Wild Horses, Survivors of Soda Fire, Find New Homes

'It takes time and training and a lot of trust'


A handful of miles south of Boise, the wind turned a late-fall afternoon particularly cold. The Bureau of Land Management's Wild Horse Corrals sit on the fringe of the Treasure Valley's civilization, out on a scruff of high desert. It felt like the valley's string of strip malls and beige suburbs were half-a-world away.

With a late October wind whipping to beat all get-out, a recording of the proceedings was nearly all garbled or muffled like some sort of cotton or sand rubbing against an already-scratched LP. Among the noise and chatter, BLM spokeswoman Heather Tiel-Nelson said something clearl as the big blue Idaho desert sky: "It was awful."

Tiel-Nelson was speaking of horses dying by fire, relaying images of horrific pain and burned flesh. Tiel-Nelson spoke briefly about the ultimate deaths of 37 wild horses, victims of this summer's Soda Fire, a grasslands blaze that swept across the southwest Idaho/eastern Oregon border. The Soda Fire began Aug. 10 and scorched nearly 300,000 acres—much of it on Owyhee County rangelands—scores of miles from where Tiel-Nelson stood. In it, 29 wild equine died directly in the flames. Another eight wild horses were euthanized after being injured in the blaze.
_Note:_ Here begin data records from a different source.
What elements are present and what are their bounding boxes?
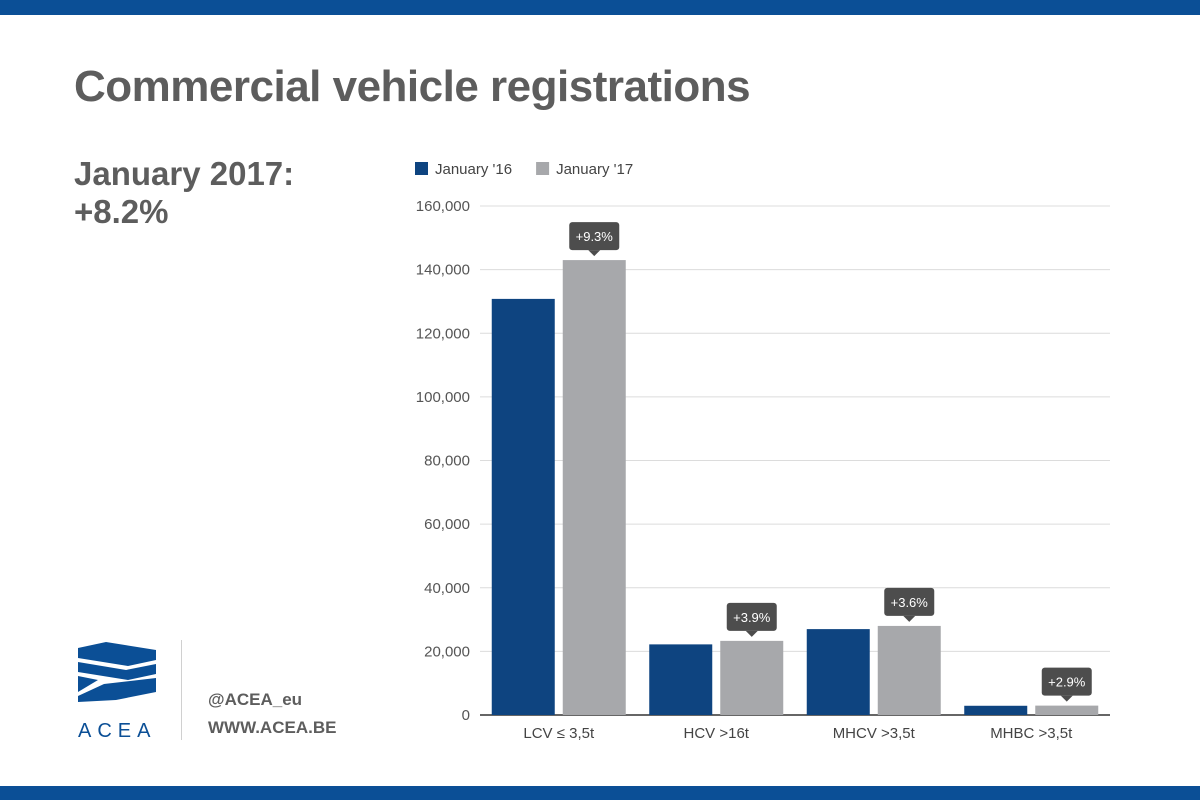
- change-label: +3.9%: [733, 610, 771, 625]
- y-tick-label: 0: [462, 707, 470, 724]
- x-tick-label: HCV >16t: [684, 725, 750, 742]
- bar-january-16: [491, 298, 555, 715]
- legend-swatch: [536, 162, 550, 175]
- x-tick-label: MHBC >3,5t: [990, 725, 1073, 742]
- change-label: +3.6%: [891, 595, 929, 610]
- headline-change: January 2017: +8.2%: [74, 155, 294, 231]
- x-tick-label: MHCV >3,5t: [833, 725, 916, 742]
- y-tick-label: 100,000: [416, 389, 470, 406]
- change-callout: [726, 602, 777, 631]
- change-callout: [884, 587, 935, 616]
- y-tick-label: 120,000: [416, 325, 470, 342]
- social-handle: @ACEA_eu: [208, 690, 303, 709]
- acea-logo-icon: [78, 642, 156, 702]
- bar-january-16: [964, 705, 1028, 715]
- bar-january-17: [1035, 705, 1099, 715]
- change-callout: [1041, 667, 1092, 696]
- website-link[interactable]: WWW.ACEA.BE: [208, 718, 337, 737]
- y-tick-label: 160,000: [416, 198, 470, 215]
- change-callout-pointer: [1060, 695, 1073, 702]
- legend-label: January '17: [556, 161, 633, 178]
- y-tick-label: 60,000: [424, 516, 470, 533]
- legend-swatch: [415, 162, 428, 175]
- bar-january-17: [877, 625, 941, 715]
- y-tick-label: 40,000: [424, 580, 470, 597]
- legend-label: January '16: [435, 161, 512, 178]
- bar-january-16: [806, 629, 870, 715]
- headline-percent: +8.2%: [74, 193, 169, 230]
- headline-period: January 2017:: [74, 155, 295, 192]
- change-callout-pointer: [903, 615, 916, 622]
- page-title: Commercial vehicle registrations: [74, 62, 751, 111]
- bar-january-17: [720, 640, 784, 715]
- change-label: +9.3%: [576, 229, 614, 244]
- change-callout: [569, 222, 620, 251]
- bar-january-17: [562, 260, 626, 715]
- change-callout-pointer: [745, 630, 758, 637]
- bar-january-16: [649, 644, 713, 715]
- x-tick-label: LCV ≤ 3,5t: [523, 725, 595, 742]
- change-label: +2.9%: [1048, 675, 1086, 690]
- footer-divider: [181, 640, 182, 740]
- bottom-brand-band: [0, 786, 1200, 800]
- y-tick-label: 140,000: [416, 262, 470, 279]
- top-brand-band: [0, 0, 1200, 15]
- change-callout-pointer: [588, 250, 601, 257]
- logo-wordmark: ACEA: [78, 720, 157, 742]
- y-tick-label: 20,000: [424, 643, 470, 660]
- y-tick-label: 80,000: [424, 453, 470, 470]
Against that backdrop, the good news is 186 horses survived and were brought to the BLM Wild Horse Corrals.

"A lot of the mares and foals came in with some pretty significant burn injuries, but really, they're looking good," said Tiel-Nelson. "Yeah, they're really starting to hair up; better than they were when they first came off the range."

Tiel-Nelson pointed to a 10-year-old mare that was brought to the protected rangeland about two months prior. She said the horse's condition had significantly improved since.
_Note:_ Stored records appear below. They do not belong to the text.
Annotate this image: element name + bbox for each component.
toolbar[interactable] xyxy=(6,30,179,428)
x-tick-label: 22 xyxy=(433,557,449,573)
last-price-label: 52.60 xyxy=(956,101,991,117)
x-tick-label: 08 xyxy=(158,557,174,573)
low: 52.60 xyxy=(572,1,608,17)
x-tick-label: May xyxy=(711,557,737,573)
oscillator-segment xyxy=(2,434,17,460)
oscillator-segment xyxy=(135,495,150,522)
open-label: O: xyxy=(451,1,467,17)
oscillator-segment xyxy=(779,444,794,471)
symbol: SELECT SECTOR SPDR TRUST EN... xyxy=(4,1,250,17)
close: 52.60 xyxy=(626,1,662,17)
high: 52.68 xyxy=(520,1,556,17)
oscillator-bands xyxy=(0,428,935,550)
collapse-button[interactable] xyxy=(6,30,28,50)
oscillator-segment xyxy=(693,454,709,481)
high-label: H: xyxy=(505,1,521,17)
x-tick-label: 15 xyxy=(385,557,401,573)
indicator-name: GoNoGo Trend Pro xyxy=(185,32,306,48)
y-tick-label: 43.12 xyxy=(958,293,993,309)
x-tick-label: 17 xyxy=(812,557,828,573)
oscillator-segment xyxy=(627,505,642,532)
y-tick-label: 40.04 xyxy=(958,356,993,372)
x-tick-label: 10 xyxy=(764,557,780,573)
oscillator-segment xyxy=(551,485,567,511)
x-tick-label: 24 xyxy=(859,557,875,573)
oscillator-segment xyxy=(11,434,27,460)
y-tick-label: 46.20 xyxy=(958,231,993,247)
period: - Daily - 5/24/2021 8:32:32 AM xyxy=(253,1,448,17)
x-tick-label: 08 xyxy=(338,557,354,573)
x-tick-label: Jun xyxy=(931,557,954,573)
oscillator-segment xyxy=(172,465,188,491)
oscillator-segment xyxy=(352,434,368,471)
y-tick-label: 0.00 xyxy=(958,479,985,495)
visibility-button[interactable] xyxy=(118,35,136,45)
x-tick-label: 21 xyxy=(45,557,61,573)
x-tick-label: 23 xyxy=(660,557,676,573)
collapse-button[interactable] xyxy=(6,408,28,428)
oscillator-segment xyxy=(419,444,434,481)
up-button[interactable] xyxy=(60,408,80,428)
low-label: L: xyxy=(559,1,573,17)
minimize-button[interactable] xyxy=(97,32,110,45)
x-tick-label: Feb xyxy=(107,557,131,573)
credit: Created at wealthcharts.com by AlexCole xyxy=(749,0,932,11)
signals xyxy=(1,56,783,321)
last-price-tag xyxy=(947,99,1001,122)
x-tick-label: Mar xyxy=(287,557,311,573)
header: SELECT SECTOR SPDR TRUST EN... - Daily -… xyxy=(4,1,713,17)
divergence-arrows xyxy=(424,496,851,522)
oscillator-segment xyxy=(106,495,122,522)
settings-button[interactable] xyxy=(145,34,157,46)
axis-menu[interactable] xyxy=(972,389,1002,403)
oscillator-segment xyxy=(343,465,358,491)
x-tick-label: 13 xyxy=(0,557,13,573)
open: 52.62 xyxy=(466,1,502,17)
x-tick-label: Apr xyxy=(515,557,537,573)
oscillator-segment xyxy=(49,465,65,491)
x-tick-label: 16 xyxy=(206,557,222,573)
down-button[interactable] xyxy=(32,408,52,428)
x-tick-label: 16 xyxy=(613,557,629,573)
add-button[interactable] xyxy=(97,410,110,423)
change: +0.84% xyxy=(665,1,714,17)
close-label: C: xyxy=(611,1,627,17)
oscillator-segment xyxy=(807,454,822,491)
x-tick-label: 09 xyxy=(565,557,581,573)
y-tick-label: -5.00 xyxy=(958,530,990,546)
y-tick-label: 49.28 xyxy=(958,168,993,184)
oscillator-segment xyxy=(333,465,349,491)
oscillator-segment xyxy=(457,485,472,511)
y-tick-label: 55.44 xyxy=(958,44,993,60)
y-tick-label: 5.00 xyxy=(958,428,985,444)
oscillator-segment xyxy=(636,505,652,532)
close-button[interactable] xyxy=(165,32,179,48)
"She had burn marks all over her hips," Tiel-Nelson said. "You can see her mane, how scraggly it is. Even so, the improvement is marked. She looks amazing."

The mare—along with many other, older wild horses—are expected to remain at the BLM corrals long-term, possibly a few years. But 43 other wild horses were hand-picked to be auctioned off Nov. 7. On that day, 32 of the 43 that BLM deemed to be available for adoption were sold, bringing in $3,485. Bidding started at $125 per horse. One gelding fetched a highest-bid of $400.
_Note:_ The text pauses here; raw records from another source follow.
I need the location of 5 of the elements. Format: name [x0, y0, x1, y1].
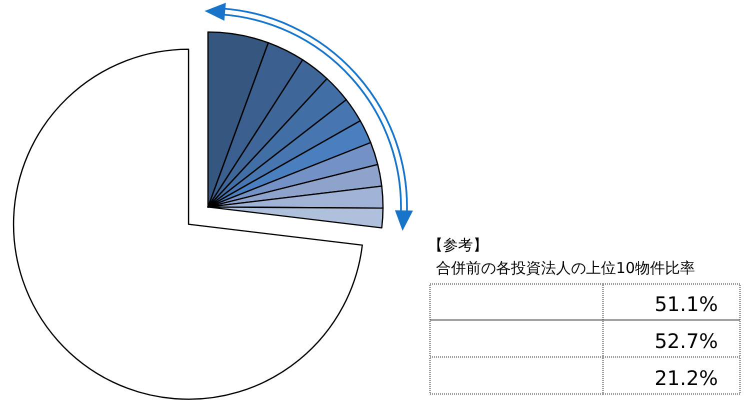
text: 合併前の各投資法人の上位10物件比率: [436, 259, 696, 277]
text: 51.1%: [654, 292, 718, 316]
text: 21.2%: [654, 366, 718, 390]
text: 【参考】: [428, 236, 488, 254]
text: 52.7%: [654, 329, 718, 353]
The entire herd—nearly 200 horses—was rescued in late August and early September, when their grassland food source in the Owyhee desert was either decimated or threatened by the Soda Fire, then in the late stages of containment.

Of those wild horses not auctioned off, many are expected to be released back to their native rangeland within a few years. Still, BLM officials said even though 32 of the horses were auctioned off to new owners on Nov. 7, the future of those horses may still be uncertain.

Some, they said, could be turned into beasts of burden. Others may toil on southern Idaho cattle ranches and a few may become packhorses on hunting treks into rugged Idaho terrain.

A BLM press release stated ranchers in the region "lost livestock and other property" on private and federal land during the Soda Fire. Boise resident Paul Valentine, whose family owns cattle ranches in New Plymouth and Weiser, rested an arm on a fence at the BLM corrals and surveyed some of the captured horses. Valentine described himself as "an avid hunter" who would likely put two horses to work.

"We have quite a bit of cattle, and [the horses] might be good to herd cattle," Valentine said. "It's a process that takes time and training and a lot of trust that you have to build with these mustangs."

Boise resident Leanne Smith said she saw the horses differently. Smith, a social worker at St. Luke's Regional Medical Center, said she likes to "take lessons and rides." On her first visit to the BLM corrals, camera in-hand, Smith said she enjoys the aesthetic of horses.

However visitors and participants in the Nov. 7 auction saw the animals, the formerly wild horses are among the few survivors the Soda Fire.

"We knew that we needed to gather those horses because there simply wasn't enough forage to sustain them," said Tiel-Nelson.